You are asking the right questions. Why can't you accept your own answers. This is a no-brainer....Leave.

thisisbad
by New Member on Jul. 19, 2014 at 10:50 PM
Wow, thank you for all your responses, though it seems the resounding answer from all is to simply "leave." I must say that this solution is one that I've not come even close to considering.

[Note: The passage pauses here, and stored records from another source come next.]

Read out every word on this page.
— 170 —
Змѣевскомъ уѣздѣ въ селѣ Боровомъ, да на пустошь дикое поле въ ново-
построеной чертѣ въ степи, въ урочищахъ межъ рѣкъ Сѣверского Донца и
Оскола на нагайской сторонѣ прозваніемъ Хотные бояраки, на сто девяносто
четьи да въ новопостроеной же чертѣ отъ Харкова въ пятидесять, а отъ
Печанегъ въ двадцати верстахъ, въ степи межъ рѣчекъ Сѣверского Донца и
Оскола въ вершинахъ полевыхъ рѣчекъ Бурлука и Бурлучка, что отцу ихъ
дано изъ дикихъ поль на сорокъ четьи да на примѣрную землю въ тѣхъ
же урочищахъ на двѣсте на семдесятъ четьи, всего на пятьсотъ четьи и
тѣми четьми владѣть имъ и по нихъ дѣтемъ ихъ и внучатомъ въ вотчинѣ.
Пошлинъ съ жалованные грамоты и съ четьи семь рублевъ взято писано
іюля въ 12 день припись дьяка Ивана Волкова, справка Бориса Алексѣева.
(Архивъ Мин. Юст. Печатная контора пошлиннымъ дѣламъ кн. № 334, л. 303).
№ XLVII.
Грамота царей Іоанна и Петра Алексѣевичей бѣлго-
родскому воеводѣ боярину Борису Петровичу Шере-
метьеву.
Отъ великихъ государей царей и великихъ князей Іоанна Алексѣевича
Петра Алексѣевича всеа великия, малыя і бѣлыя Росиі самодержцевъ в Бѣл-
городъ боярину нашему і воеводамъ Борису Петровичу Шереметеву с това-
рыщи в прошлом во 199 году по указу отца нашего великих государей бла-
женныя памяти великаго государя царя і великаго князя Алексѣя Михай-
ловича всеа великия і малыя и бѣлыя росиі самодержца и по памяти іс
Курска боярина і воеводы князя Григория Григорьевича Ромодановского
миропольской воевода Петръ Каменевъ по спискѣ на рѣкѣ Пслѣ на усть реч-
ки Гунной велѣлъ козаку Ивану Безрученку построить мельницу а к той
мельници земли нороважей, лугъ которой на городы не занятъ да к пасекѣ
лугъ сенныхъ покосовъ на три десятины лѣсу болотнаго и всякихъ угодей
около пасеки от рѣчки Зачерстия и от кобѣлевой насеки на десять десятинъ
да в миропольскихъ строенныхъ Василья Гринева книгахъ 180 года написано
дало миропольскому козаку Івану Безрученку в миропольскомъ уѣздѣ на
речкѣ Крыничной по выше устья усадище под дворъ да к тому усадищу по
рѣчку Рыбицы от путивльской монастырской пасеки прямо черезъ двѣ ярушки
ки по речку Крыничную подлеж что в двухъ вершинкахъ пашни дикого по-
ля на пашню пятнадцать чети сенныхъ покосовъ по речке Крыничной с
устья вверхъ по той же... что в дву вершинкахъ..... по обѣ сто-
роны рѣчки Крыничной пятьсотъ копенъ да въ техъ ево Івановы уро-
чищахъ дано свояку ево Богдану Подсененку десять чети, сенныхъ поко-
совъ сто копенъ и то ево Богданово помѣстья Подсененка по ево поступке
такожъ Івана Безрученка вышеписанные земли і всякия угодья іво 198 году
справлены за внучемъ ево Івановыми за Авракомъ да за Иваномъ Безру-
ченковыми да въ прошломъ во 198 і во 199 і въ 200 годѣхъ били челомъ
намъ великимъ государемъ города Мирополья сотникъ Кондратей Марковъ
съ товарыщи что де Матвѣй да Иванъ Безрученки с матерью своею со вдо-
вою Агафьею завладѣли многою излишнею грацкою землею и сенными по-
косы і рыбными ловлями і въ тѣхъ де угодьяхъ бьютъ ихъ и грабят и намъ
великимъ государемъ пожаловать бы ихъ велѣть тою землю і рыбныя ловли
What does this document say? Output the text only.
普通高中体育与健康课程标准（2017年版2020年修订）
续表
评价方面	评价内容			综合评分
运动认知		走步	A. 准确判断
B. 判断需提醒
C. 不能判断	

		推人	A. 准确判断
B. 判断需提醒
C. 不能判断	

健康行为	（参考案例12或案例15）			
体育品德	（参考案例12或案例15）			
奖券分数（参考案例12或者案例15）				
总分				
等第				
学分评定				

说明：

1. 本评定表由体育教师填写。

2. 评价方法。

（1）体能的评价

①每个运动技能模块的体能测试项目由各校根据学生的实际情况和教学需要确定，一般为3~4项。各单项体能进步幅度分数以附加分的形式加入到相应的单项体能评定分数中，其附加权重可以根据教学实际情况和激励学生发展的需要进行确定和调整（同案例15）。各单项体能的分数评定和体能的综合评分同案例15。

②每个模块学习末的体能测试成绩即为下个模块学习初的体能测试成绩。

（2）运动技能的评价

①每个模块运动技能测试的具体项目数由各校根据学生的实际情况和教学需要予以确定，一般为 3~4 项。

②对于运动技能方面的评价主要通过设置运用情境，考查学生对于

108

I'm actually a bit shocked by how quickly everyone seemed to support that conclusion. I'm not saying this in any way to support him, he is a {fill in with your own derisive epithet), but don't you feel you would need a little more information before suggesting the nuclear option? I suppose that was what I was hoping for. I don't want to break my little family up. I love my home, my girls, my life, and even my husband (when he is the Mr. Hyde version pf himself) He is a man everyone adores; his family, my family, his work, our neighbors... He is a provider and a protector, (bla bla bla) but to me, and only to me, he is also mean-hearted and hurtful. (I write this post from bed after having been called, yet again, a "retard", a "dumbass", and an "idiot". All of which, of course, I am not, nor did I do anything so atrocious to have been called them.) BUT these words were said in our room and in the presence of no one as is always the case. He does not act this way, for obvious reasons in front of other people. So, my question is, if my girls are not witnessing his tirades against me, and considering they have gone on long enough for me to have grown a shell thick enough to protect myself from any form of belief in his words, what is my next step? Are there others that live like this or is this miles beyond the boundary of normal? Am I truly allowing something horrendous to happen within the walls of my home, or is this parts s parcel of the typical mediocre marriage?

What is the worst things your husband have called you?